Microfibers ― which shed from synthetic clothing ― make their way from washing machines, to natural bodies of water and into the tissues of marine life. How this will affect fish, and the people who consume them, is still unknown.
Microplastic particles are affecting marine algae, which is the “basic building block of oceanic life,” Atwood adds. Marine algae are responsible for making about 70 percent of the oxygen we breathe. Destroying them could mean killing ourselves.
Atwood outlines a three-point plan to address the issue, calling for reforms that advocacy groups and environmentalists have long promoted.
She wants organic and biodegradable replacements for plastic products.
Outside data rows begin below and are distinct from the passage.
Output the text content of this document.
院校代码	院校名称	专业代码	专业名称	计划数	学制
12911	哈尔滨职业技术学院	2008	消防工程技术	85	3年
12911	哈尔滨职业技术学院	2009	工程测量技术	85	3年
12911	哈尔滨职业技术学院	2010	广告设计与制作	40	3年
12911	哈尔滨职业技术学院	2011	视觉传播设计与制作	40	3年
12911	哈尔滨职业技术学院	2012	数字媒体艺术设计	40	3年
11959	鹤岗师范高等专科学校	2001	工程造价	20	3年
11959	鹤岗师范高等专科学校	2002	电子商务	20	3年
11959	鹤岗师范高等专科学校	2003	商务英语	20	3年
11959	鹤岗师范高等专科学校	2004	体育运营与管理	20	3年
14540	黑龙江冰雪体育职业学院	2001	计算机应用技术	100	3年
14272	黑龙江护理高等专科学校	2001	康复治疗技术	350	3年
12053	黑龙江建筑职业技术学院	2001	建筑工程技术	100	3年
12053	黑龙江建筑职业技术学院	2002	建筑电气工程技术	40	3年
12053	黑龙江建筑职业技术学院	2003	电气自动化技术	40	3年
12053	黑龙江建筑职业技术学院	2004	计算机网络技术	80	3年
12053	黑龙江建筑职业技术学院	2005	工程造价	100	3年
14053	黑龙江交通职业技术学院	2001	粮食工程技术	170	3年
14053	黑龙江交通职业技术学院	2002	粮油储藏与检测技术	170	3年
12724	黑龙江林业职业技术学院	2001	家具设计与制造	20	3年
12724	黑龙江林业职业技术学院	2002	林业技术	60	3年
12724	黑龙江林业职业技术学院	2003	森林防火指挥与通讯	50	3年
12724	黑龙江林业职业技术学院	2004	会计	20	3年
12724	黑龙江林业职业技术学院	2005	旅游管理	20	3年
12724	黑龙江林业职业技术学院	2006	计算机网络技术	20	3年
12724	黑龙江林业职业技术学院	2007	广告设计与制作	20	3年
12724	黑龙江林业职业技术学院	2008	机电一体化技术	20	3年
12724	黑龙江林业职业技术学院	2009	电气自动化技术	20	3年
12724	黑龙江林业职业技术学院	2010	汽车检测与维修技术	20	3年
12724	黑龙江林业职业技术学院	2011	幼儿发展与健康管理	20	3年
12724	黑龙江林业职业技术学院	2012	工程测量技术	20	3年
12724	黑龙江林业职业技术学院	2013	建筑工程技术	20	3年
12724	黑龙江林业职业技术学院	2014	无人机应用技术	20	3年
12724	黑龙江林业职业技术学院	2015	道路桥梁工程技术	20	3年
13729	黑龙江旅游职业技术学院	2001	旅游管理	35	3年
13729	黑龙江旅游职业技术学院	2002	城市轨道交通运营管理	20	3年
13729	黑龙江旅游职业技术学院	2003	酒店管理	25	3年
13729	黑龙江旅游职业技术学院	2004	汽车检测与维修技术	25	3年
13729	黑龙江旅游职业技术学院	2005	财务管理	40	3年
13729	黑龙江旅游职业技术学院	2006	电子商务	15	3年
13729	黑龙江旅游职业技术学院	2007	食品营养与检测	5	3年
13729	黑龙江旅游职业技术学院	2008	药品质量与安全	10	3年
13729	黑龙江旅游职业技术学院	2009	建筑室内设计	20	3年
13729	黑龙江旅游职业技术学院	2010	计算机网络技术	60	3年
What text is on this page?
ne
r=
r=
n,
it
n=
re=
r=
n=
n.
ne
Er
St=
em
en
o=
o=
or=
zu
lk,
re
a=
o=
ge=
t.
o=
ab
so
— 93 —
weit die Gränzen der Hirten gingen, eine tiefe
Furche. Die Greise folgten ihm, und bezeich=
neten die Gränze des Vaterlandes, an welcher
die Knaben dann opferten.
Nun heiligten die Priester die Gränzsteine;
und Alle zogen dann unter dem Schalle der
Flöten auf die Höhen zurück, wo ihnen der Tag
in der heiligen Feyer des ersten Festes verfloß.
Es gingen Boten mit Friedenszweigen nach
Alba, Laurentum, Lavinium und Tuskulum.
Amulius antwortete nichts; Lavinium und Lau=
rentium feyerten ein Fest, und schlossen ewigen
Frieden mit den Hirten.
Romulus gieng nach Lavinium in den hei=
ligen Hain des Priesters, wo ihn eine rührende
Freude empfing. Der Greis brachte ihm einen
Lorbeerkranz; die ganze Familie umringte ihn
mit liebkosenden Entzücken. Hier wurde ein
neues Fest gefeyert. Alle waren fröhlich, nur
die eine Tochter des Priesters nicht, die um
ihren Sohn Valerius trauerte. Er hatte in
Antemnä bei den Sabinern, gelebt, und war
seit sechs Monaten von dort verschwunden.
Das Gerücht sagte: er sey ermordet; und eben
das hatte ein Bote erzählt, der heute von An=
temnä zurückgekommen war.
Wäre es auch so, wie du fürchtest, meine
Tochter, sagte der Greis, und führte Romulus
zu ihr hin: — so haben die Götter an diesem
That’s a critical one, considering how long it takes for plastic items to decompose. A plastic bag, for example, often used for one shopping trip and then immediately thrown out, takes 10 to 20 years to decompose.
Atwood wants the industry to devise methods to collect plastics before they reach the oceans and filter plastics out of seawater. Such robust systems exist in developed nations like the U.S., but not as much in developing nations.
Finally, plastic products need to be broken down into their basic parts. This is crucial, especially considering how much plastic packaging can’t be recycled. They’re often made from multiple layers of materials, and the recyclable components can’t be separated out.
A number of activists and environmental groups are already working on some of the action items Atwood raised.
Norwegian billionaire Kjell Inge Røkke, who made his fortune in offshore drilling, is donating most of his wealth to cleaning up the oceans. In 2020, in partnership with the World Wildlife Fund Norway, he’ll be launching a massive yacht, which will collect 5 tons of plastic a day. The researchers on board will work to identify plastic alternatives and develop ways to keep plastics from entering the ocean.
These are the types of reforms that give Atwood hope.
“We may yet save ourselves from being plasticised to death,” she writes.